An individual retirement account (IRA) is an important savings vehicle that allows individuals to make pre tax contributions into their own investment portfolio. There are annual contribution and household income limits to determine your investment for the given year. The contributions can be deducted on your taxes and the investments in the account grow tax-free until you make mandatory withdrawals from the portfolio.
IRAs have been around since 1974 and can assist your cash flow in retirement along with your Social Security and/or pensions that you might have. There are many advantages of establishing an IRA, but individuals must avoid withdrawal mistakes that can create huge tax bills and penalties. Here a few points for you to consider:
- Required Minimum Distributions (RMDs): When you reach the age of 70½ you must make mandatory withdrawals from your IRA account. Your IRA custodian will calculate the amount needed for your annual withdrawal and you have the entire calendar year to administer those funds out of the account. If you fail to withdraw the amount required the IRS will impose a 50% penalty on the amount not taken, which is a pretty steep punishment. If you have multiple IRA accounts through various investment or brokerage custodians, you must add the entire total of your RMDs and either take the entire amount from one account or any combination to satisfy your RMD for the year.
- Divorce: When IRAs need to split due to a divorce, the spouse receiving the assets should maintain the tax advantage status of the IRA via a tax- free direct transfer into their own IRA. If one spouse were to receive the funds directly, without implementing the direct transfer route, a 10% penalty would be applied if the individual were under the age of 59½ and the amount taken would be a taxable event, which can create a sizable tax liability. Proper planning can avoid this issue.

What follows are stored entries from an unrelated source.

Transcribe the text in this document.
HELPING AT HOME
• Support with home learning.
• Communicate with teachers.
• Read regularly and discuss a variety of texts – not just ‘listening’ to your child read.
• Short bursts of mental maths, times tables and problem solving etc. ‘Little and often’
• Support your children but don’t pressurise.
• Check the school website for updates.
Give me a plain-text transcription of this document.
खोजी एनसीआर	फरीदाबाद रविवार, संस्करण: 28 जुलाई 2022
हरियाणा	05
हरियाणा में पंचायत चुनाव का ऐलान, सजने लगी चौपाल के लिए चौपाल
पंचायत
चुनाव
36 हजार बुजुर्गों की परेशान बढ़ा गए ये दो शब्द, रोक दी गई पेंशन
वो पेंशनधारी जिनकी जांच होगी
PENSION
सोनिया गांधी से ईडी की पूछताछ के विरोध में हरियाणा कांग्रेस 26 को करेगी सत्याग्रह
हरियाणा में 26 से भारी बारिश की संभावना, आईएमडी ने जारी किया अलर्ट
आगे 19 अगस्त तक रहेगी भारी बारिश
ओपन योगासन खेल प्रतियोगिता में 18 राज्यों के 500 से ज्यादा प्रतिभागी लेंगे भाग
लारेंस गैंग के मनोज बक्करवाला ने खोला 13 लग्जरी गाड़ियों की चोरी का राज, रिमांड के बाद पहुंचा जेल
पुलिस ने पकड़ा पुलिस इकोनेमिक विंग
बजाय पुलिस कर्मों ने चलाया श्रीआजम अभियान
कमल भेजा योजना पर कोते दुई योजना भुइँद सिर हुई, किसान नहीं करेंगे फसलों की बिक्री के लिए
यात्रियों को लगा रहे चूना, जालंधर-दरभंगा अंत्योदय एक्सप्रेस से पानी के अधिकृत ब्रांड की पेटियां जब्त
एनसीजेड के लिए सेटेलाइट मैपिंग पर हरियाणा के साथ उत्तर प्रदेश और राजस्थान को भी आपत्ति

- 72(t) distributions: There is a 10% penalty if you were to withdraw funds from your IRA account before 59½. But, 72(t) distributions are a series of withdrawals prior to 59 ½ that will bypass the penalty. According to Investopedia, the Internal Revenue Code sections 72(t) and 72(q) allow for penalty-free early withdrawals from retirement accounts. You must make a series of equal payments from your IRA for at least five years or until 59½, whichever period is longer. There are several conditions that must be met and the distributions must be consistent. You can also not modify the agreed schedule for these payments. If you do violate the agreement a 10% penalty will take place to all distributions taken prior to age 59½. And remember, any distributions you take will be added to your income for the year. Be aware of this, since the withdrawals you take may push you into a higher tax bracket.
- Hardship withdrawals: Some company retirement plans allow employees the capability to access their 401(k) funds to help with a financial emergency. Investopedia provided a list of the withdrawals that are taxable and impose a 10% penalty; if you are under 59½, they are limited to certain medical expenses, purchase of your main home, tuition and educational expenses and payments to prevent foreclosure on your home, to name a few. But, if you withdraw from your IRA account for the any reason and roll back the funds that you withdrew within 60 days, you will avoid the 10% penalty. The rule allows you to receive the distribution, make use of the funds for a period of 60 days, and then redeposit the funds into your IRA without any tax consequences. You are only allowed to do this 60 day rollover once per year, and the responsibility is on the individual to make sure the rollover occurs within 60 days.
Please consult with your tax and financial advisor when making withdrawals from your IRA. It can save a major headache down the road.